Uncontrolled firewall rules creation (EIS)

[jeepyebrilo 0]

Hello,

In automatic mode, the firewall creates a huge number of rules. This is because the rule is created for a specific version of each application. After the update, the version of the application changes and the previously existing rule is no longer valid. A duplicate of the rule is created. The rule table grows uncontrollably.

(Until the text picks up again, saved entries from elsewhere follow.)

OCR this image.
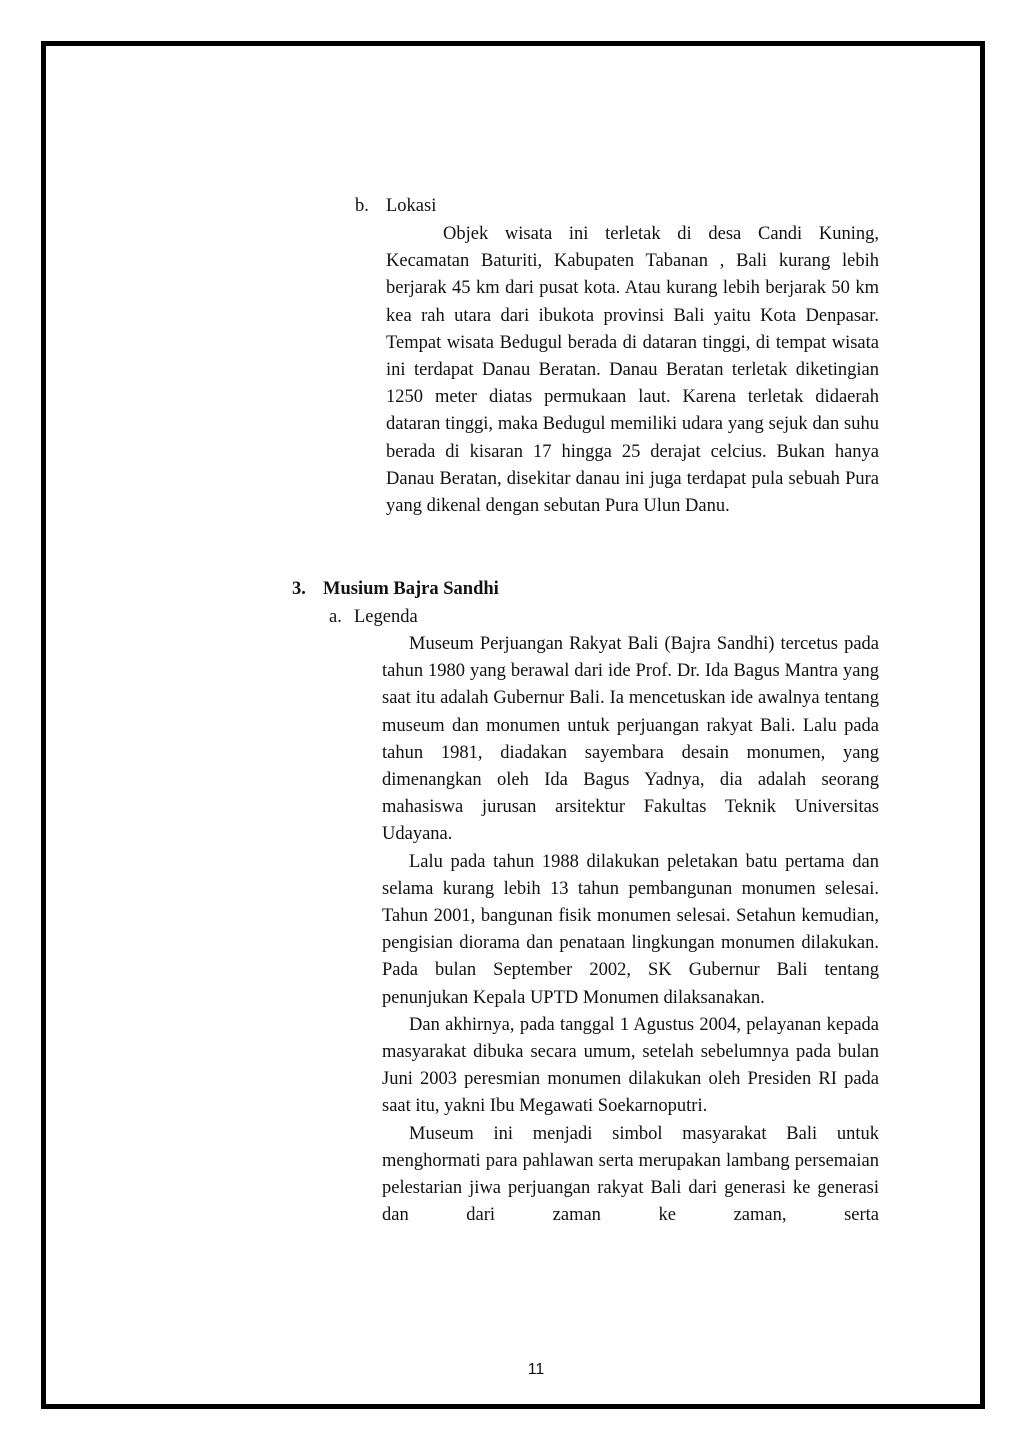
b. Lokasi

Objek wisata ini terletak di desa Candi Kuning, Kecamatan Baturiti, Kabupaten Tabanan , Bali kurang lebih berjarak 45 km dari pusat kota. Atau kurang lebih berjarak 50 km kea rah utara dari ibukota provinsi Bali yaitu Kota Denpasar. Tempat wisata Bedugul berada di dataran tinggi, di tempat wisata ini terdapat Danau Beratan. Danau Beratan terletak diketingian 1250 meter diatas permukaan laut. Karena terletak didaerah dataran tinggi, maka Bedugul memiliki udara yang sejuk dan suhu berada di kisaran 17 hingga 25 derajat celcius. Bukan hanya Danau Beratan, disekitar danau ini juga terdapat pula sebuah Pura yang dikenal dengan sebutan Pura Ulun Danu.

3. Musium Bajra Sandhi
a. Legenda

Museum Perjuangan Rakyat Bali (Bajra Sandhi) tercetus pada tahun 1980 yang berawal dari ide Prof. Dr. Ida Bagus Mantra yang saat itu adalah Gubernur Bali. Ia mencetuskan ide awalnya tentang museum dan monumen untuk perjuangan rakyat Bali. Lalu pada tahun 1981, diadakan sayembara desain monumen, yang dimenangkan oleh Ida Bagus Yadnya, dia adalah seorang mahasiswa jurusan arsitektur Fakultas Teknik Universitas Udayana.

Lalu pada tahun 1988 dilakukan peletakan batu pertama dan selama kurang lebih 13 tahun pembangunan monumen selesai. Tahun 2001, bangunan fisik monumen selesai. Setahun kemudian, pengisian diorama dan penataan lingkungan monumen dilakukan. Pada bulan September 2002, SK Gubernur Bali tentang penunjukan Kepala UPTD Monumen dilaksanakan.

Dan akhirnya, pada tanggal 1 Agustus 2004, pelayanan kepada masyarakat dibuka secara umum, setelah sebelumnya pada bulan Juni 2003 peresmian monumen dilakukan oleh Presiden RI pada saat itu, yakni Ibu Megawati Soekarnoputri.

Museum ini menjadi simbol masyarakat Bali untuk menghormati para pahlawan serta merupakan lambang persemaian pelestarian jiwa perjuangan rakyat Bali dari generasi ke generasi dan dari zaman ke zaman, serta

11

Of course, I can manually create the rules I need.. However, this is not something I would like to do all the time. In policy-based mode, if I create all the rules and do not edit them after updating the applications, I risk sooner or later left without the Internet In an interactive mode, daily adjustments of the rules turn into a test for my nerves.

Why are application rules defined as an absolute path to the executable file? Are there any plans to fix the firewall?

 

Edited December 16, 2020 by jeepyebrilo

[Marcos 5,074]

In automatic mode no rules are created. All outbound communication is allowed and all non-initiated inbound communication is blocked.

In interactive mode you are prompted for an action if a communication with no rule is attempted. From the interactive window you can select to create a rule for future communication. If you include the path to the application as one of the rule parameters, the rule will be valid for the application at the given path. If it's an application with the folder name changing with each update, the rule will not be valid next time and you will be asked about the communication again. There is no way to prevent it as long as a rule is bound to an application.

Rules are created automatically only in learning mode.

In the policy-based mode, existing rules are evaluated and communication which is not allowed by the rules is blocked.

I would recommend using automatic mode without any custom rules (at least not for application where the path changes).